Oil exchange in Iran is pipe dream
Azerbaijan, Baku, Feb. 2 / Trend T. Konyayeva /
The project of creating an oil exchange in Iran, in light of the international isolation of the country, has no significant economic basis, Northeastern University Professor Kamran Dadkhah said this week.
"Under present circumstances there is neither a need for an oil exchange in Iran nor will it have any effect on the international market for oil. Indeed, it is difficult to imagine that the project will get off the ground in any meaningful way," Dadkhah told Trend via e-mail.
Last week, Iranian President Mahmoud Ahmadinejad gave an order to establish the oil exchange as soon as possible.
According to the information, the oil exchange will be created on the Iranian island of Kish. Several meetings have been recently held to discuss the issue between the exchange and the country's Oil Ministry.
Secretary of the Oil Exchange Presidium Abbas Yaqubi said that primarily crude oil and oil products will be put up on sale on the exchange. The oil exchange will begin to work at full scale within three years.
One can surmise that Mr. Ahmadinejad has two objectives in establishing such an exchange. First, the Iranian government has been pretending that it is an important player on the international scene. The second goal would be to create another venue for the cronies inside and outside the government to reap profits off such trades, Dadkhah said.
Thus, the exchange has to have the credibility and the financial infrastructure to handle the transactions, the expert said.
The whole enterprise would be a sham and will not work, Dadkhah said.

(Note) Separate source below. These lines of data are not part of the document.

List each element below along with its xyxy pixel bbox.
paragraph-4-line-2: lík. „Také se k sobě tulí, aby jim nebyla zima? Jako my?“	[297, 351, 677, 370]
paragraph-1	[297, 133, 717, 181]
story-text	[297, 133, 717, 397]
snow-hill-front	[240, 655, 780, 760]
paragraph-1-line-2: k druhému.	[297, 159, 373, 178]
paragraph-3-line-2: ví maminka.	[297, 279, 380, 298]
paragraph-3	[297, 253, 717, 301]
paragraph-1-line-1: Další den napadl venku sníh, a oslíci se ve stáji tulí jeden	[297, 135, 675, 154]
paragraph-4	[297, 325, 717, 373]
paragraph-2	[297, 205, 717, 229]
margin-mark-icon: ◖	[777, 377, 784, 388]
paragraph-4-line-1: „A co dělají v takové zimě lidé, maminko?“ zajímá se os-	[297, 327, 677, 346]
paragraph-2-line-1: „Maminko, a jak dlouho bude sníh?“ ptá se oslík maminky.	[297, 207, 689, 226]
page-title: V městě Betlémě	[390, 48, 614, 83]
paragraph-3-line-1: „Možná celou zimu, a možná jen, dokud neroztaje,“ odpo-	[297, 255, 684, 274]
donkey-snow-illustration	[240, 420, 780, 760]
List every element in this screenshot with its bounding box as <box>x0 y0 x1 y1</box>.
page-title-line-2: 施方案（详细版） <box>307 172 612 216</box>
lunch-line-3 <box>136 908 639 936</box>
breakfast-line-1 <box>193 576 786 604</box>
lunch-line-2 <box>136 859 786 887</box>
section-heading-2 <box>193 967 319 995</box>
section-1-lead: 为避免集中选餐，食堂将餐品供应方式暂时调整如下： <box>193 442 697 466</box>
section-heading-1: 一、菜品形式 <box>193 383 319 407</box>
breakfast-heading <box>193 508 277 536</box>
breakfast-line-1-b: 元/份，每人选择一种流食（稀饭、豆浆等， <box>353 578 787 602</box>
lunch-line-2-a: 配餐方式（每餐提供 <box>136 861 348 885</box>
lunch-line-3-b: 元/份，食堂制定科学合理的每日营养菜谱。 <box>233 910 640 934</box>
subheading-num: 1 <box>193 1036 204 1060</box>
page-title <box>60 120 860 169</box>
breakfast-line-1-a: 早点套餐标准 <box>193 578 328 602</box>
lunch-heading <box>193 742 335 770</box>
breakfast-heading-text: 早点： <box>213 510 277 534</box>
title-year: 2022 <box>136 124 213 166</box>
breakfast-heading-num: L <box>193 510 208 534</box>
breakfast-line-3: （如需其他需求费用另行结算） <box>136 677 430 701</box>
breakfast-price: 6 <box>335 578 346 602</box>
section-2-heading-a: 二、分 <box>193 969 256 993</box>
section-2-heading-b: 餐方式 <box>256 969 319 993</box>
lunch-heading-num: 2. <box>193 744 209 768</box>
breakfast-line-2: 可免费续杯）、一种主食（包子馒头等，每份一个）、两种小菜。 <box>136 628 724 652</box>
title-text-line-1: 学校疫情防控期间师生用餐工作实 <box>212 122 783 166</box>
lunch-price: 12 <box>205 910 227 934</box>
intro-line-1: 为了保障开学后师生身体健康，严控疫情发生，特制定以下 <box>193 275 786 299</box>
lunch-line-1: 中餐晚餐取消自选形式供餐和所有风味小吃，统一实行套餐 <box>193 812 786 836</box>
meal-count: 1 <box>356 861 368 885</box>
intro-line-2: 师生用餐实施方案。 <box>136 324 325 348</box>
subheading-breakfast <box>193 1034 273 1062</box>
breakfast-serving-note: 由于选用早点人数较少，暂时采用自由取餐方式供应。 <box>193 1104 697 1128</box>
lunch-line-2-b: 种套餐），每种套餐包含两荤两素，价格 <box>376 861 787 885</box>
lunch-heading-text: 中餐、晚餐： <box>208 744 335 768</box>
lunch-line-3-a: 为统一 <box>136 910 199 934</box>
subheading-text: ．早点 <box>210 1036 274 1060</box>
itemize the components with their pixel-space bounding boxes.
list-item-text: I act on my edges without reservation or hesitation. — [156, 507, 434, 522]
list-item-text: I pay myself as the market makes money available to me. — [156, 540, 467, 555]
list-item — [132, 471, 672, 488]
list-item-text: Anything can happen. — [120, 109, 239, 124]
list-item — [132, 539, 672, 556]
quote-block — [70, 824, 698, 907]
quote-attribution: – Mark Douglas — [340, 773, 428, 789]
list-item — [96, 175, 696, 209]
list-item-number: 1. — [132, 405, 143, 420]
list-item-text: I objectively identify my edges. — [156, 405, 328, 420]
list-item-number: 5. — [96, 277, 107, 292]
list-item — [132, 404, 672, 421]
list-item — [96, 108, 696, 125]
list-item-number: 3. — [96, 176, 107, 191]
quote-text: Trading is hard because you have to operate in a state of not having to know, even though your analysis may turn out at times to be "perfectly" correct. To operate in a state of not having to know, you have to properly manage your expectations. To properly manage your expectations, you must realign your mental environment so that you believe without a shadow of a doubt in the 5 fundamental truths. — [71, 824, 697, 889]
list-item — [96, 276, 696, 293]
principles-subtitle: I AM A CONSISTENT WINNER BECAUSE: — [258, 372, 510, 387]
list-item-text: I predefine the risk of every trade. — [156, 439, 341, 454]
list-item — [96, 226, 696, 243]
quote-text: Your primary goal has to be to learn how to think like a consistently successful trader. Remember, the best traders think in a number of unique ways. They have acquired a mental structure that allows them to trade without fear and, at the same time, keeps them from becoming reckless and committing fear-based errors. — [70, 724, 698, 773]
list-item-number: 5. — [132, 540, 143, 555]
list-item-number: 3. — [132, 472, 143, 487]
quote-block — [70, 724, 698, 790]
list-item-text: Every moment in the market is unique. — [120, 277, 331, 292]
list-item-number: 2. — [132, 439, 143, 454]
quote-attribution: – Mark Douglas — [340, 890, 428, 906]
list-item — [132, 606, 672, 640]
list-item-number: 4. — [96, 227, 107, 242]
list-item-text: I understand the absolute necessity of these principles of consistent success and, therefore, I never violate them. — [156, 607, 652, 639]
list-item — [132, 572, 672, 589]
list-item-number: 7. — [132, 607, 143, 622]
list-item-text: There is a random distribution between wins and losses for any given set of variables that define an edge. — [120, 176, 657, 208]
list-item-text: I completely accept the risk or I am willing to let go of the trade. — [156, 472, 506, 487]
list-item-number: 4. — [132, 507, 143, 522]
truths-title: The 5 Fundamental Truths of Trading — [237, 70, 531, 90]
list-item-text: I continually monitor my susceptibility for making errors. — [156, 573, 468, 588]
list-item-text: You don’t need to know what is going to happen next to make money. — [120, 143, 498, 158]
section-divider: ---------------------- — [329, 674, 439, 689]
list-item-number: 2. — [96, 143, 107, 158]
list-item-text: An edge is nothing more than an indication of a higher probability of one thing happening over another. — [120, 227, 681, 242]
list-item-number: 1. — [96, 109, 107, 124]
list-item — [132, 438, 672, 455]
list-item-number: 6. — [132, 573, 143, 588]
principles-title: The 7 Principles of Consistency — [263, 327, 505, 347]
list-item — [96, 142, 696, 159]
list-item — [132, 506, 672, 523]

Iran announced the opening of the oil exchange in March 2006 and has called the opportunity "to influence the establishment of fair prices for oil" as the main reason for the opening of the exchange.
Oil is traded only on the two exchanges now: in London (IPE) and New York (NYMEX). The calculations are carried out exclusively in dollars there.
Moreover, one should not forget about the international sanctions imposed against the Islamic republic of Iran, the expert said.
Many buyers would shun the exchange. The relationship between Iran and other oil producers in the region is not friendly. Thus, major oil producers such as Saudi Arabia, Kuwait, and others would not be participants in the exchange, Dadkhah said.
Among OPEC countries, Iran ranks third on the proved oil reserves (after Saudi Arabia and Venezuela) and second (after Saudi Arabia) on its production. According to BP, as of January 1, 2009, the proved reserves of oil in Iran amounted to $137.6 billion.
But despite this, at present, Iran experiences a number of economic problems due to the international sanctions imposed against Iran.
In June 2010 the U.N. Security Council adopted Resolution 1929, enacting new sanctions against Iran over its refusal to stop enriching uranium. Later, the U.S. Congress and foreign ministers of all EU countries approved the imposing of additional unilateral sanctions aimed mainly against the energy, banking and financial sectors of Iran.
The restrictions imposed by the European Union include the ban on the sale of equipment, technologies and services in Iran's energy sector. The oil processing industry is among these measures. New investments in Iran's energy sector as a whole were also banned. The production capacity of the country is decreasing. Iran cannot effectively increase production due to the lack of investments.
Several European banks refuse to open a credit line for Iranian citizens, so, they have to pay in cash. Moreover, the sale of certain goods to Iran was banned.
But more important, such an exchange will have neither the credibility nor the backing of financial institutions that NYMEX, for example, enjoys, the expert said.
In such a world, we could also imagine that Iran could establish a thriving oil exchange in Kish Island. But it would take a different government and decades to create such a world, the expert said.
We can, nevertheless, imagine another world where Iran was not a pariah among the nations - a world where it had friendly relations with oil producers in the Persian Gulf area and with nations around the world. We can imagine a world where Iran had an advanced financial system connected to the world financial markets. Note also that even if all the above conditions materialize and Iran creates a working exchange, oil prices would be determined in New York and London, Dadkhah said.
"Oil prices in Kish could not deviate from those in New York and London because of arbitrage. If the oil prices are higher in Kish than in London, then arbitrageurs would buy in London and sell in Kish. On the other hand, if prices in Kish are lower than in New York, then traders can buy in Kish and sell in New York. But, as mentioned before, at present establishing a viable oil exchange in Kish is a pipe dream," he said.
Former adviser to the Central Bank of Iran, Professor Bijan Bidabad agrees with the U.S expert. He said that the establishment of the oil exchange in Iran will lead to the fact that pricing on the Iranian oil market will be made in accordance with the pricing on the international commodity exchanges.
At present and in the foreseeable future, the international currency is and will remain the dollar, Dadkhah said.
"Even if an oil exchange is established in Kish Island, in order to satisfy international traders, it has to use the dollar for its transactions. No sane international trader would accept anything but the dollar," he said.
"Most likely it would be state-owned, or it would claim to be a private enterprise but under the ownership and management of government and semi-government entities such as the Islamic Revolutionary Guard Corps (IRGC). But at present, the establishment of a viable oil exchange in Iran is a pipe dream," he said.